1 The commission in its final order said: "In brief, respondent demands acceptance of its figures at face value, irrespective of whether they represent fact or opinion, and insists that, in fixing fair value, we must close our minds to all factual evidence and select that one figure, based exclusively upon opinion, which respondent selects. It is not surprising to find that this figure (depreciated reproduction cost) is the highest of all the rate base elements. The formula thus prescribed for us by respondent is clearly a formula for indirect but complete control by the utility of its own rates — the very antithesis of the regulatory concept." 3724a
2 According to Solar Electric Co. v. Pennsylvania Public UtilityCommission et al., 137 Pa. Super. 325, 351, 9 A.2d 447, it would seem that it was necessary for the commission to make a finding relative to reproduction cost, but it does not follow that the commission was obliged to accept the amount in its determination of fair value.
3 "Although we will not consider invested capital as being a direct factor in fair value determination, it does perform a very important function by showing us at what point a fair value finding would work a hardship upon respondent's owners." Order nisi, 3581a.
4 "It is sometimes said, and usually correctly, that assets represented by the depreciation reserve are plant assets. Such assets belong to the utility and, if used and useful in the public service, they are properly includible in the rate base. When it is argued that the depreciation reserve should be deducted in computing the rate base, it is not argued that the assets which it represents should be excluded from the base. It is argued, merely, that the depreciation reserve, when properly computed, represents, the actual depreciation in those properties which are included in the base. . . . . .
"The deduction of the depreciation reserve, or its equivalent, obviates all harmful inconsistencies.
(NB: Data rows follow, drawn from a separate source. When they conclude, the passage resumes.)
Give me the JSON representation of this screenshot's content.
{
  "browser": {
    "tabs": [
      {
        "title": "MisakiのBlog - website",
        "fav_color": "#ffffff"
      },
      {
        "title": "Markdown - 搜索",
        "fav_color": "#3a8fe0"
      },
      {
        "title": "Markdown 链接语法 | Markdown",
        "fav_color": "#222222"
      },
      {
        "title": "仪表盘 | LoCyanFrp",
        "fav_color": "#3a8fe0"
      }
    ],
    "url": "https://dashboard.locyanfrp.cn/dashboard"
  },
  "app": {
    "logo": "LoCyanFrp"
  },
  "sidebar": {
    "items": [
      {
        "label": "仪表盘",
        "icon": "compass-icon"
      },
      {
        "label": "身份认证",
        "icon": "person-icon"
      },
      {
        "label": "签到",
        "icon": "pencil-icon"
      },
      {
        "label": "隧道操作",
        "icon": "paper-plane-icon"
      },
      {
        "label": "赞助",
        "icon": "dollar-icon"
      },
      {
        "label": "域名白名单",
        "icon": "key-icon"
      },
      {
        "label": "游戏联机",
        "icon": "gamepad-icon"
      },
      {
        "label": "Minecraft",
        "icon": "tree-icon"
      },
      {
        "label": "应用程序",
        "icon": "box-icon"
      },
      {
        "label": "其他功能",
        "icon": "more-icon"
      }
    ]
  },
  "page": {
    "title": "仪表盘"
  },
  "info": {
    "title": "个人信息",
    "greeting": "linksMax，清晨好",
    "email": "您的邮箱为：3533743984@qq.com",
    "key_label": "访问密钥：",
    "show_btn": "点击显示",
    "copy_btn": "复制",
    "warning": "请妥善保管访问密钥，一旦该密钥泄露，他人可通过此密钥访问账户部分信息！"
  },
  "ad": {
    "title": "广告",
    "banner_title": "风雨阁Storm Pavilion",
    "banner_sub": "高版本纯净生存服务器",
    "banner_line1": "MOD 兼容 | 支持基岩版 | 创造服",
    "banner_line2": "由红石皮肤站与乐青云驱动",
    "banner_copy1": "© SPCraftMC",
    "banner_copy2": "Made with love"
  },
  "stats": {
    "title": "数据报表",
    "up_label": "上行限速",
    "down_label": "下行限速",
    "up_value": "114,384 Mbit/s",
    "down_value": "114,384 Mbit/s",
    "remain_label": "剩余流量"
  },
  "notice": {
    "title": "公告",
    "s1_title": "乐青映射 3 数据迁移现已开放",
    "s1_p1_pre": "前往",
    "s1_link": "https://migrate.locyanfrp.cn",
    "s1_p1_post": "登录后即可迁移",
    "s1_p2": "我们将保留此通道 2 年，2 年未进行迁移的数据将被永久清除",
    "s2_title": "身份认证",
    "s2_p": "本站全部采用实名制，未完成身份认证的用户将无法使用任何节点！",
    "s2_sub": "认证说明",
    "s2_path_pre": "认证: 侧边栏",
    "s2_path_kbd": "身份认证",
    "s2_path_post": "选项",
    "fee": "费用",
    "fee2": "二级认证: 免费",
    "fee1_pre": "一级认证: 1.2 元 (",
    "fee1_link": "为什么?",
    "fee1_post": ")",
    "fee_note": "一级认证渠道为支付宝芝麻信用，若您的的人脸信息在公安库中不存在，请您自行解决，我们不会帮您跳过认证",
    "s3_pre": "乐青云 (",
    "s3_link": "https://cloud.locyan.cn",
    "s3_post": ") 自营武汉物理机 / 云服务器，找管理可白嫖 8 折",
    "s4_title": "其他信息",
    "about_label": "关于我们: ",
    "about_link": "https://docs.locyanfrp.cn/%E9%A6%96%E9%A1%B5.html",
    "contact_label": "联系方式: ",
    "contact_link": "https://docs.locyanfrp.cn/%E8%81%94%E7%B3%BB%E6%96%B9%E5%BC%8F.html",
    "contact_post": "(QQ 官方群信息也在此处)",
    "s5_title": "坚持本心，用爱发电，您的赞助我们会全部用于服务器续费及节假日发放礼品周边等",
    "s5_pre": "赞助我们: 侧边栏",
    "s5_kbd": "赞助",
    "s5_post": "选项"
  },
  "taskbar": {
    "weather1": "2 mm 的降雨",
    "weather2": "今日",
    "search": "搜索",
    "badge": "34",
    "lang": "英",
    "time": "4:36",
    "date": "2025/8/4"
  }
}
The depreciation reserve shows the results to date of the effective depreciation factors. It harmonizes depreciation expense and actual existing depreciation": Report of Committee on Depreciation, National Association of Railroad and Utilities Commissioners, 1943, pp. 168, 169.
5 If anyone has reason to complain it is the domestic consumer whose rate for gas has been increased from 63 cents to $1.45 for the first 1,000 cubic feet. Any schedule of rates should be made nondiscriminatory before approval.
6 During 1908 the depreciation reserve of $2,840,006.20 was transferred to surplus which was thus increased to $5,993,134.46. Dividends were then paid in the amount of $5,440,000. The commission made no adjustment for this.
7 The commission included the disputed amount in original cost. The question is whether or not the commission properly gave consideration in fair value determination to the choice by appellant's management that the consumers should reimburse the utility immediately rather than through depreciation accruals. See, also, order nisi, 3580a.
8 In a recent publication — "Report of Committee on Depreciation, National Association of Railroad and Utilities Commissioners, 1943" — is found an exhaustive and pertinent discussion of the subject of depreciation in public utility regulation. It appears that representatives of leading utility organizations assisted the committee in the collection of data and were afforded an opportunity for advance review of and comment on the tentative draft of the report.